Advocacy Group Seeks Injunction Against Unlawful Regulation and Cites Privacy and Free Expression Concerns
In a bold move, the Socio-Economic Rights and Accountability Project (SERAP) has taken the Central Bank of Nigeria (CBN) to court over its controversial regulation mandating financial institutions, including banks and credit unions, to obtain customers’ social media handles. The lawsuit, with case number FHC/L/CS/1410/2023, was filed at the Federal High Court in Lagos, marking a significant legal challenge to the banking sector’s data collection practices.
SERAP’s lawsuit seeks not only the withdrawal of the contentious regulation but also an injunction against the CBN from implementing its provisions.
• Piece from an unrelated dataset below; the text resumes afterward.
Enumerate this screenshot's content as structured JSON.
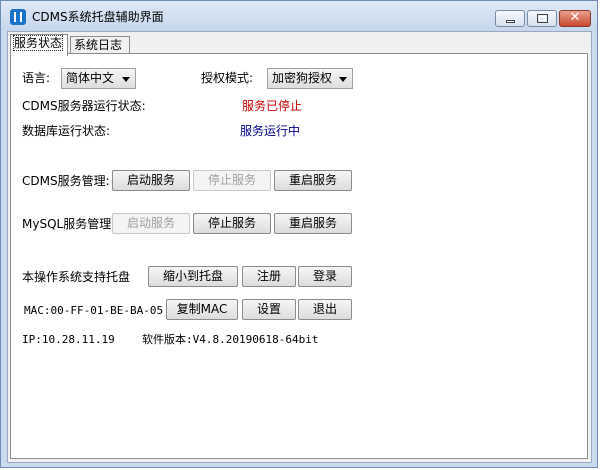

The advocacy group’s argument hinges on the potential violation of privacy and free expression rights of customers, raising concerns about the arbitrary and unjustifiable use of social media data.
The advocacy group, known for its pursuit of social justice and transparency, issued the CBN a stern warning a month ago, demanding the immediate withdrawal of the regulation. With the deadline ignored, SERAP escalated its efforts by taking legal action to safeguard citizens’ rights and protect against potential misuse of personal information.
The contentious regulation has come under scrutiny due to the CBN’s demand for customers’ social media handles or addresses, sparking concerns among civil liberties advocates. SERAP contends that this requirement serves no legitimate purpose and may pave the way for abuse, unauthorized access, and potential exploitation of individuals’ personal data.
Privacy and free expression are at the core of the advocacy group’s concerns, as the misuse of such information could lead to illegal, political, or other unethical practices. By compelling financial institutions to obtain customers’ social media data, the CBN has inadvertently raised red flags about data security and its commitment to protecting citizens’ fundamental rights.
At present, the hearing date for the lawsuit has not been set, but SERAP remains resolute in its pursuit of justice and accountability. The outcome of this high-profile case could have far-reaching implications for data protection and privacy rights in the digital age.
The CBN is yet to issue an official response to the lawsuit, leaving the public eager to witness how this legal battle unfolds in the coming days. As the case gains attention both locally and internationally, the stakes are high, and the eyes of the nation are fixed on the Federal High Court in Lagos, awaiting a landmark decision that could redefine the boundaries of data privacy and the protection of citizens’ rights in Nigeria.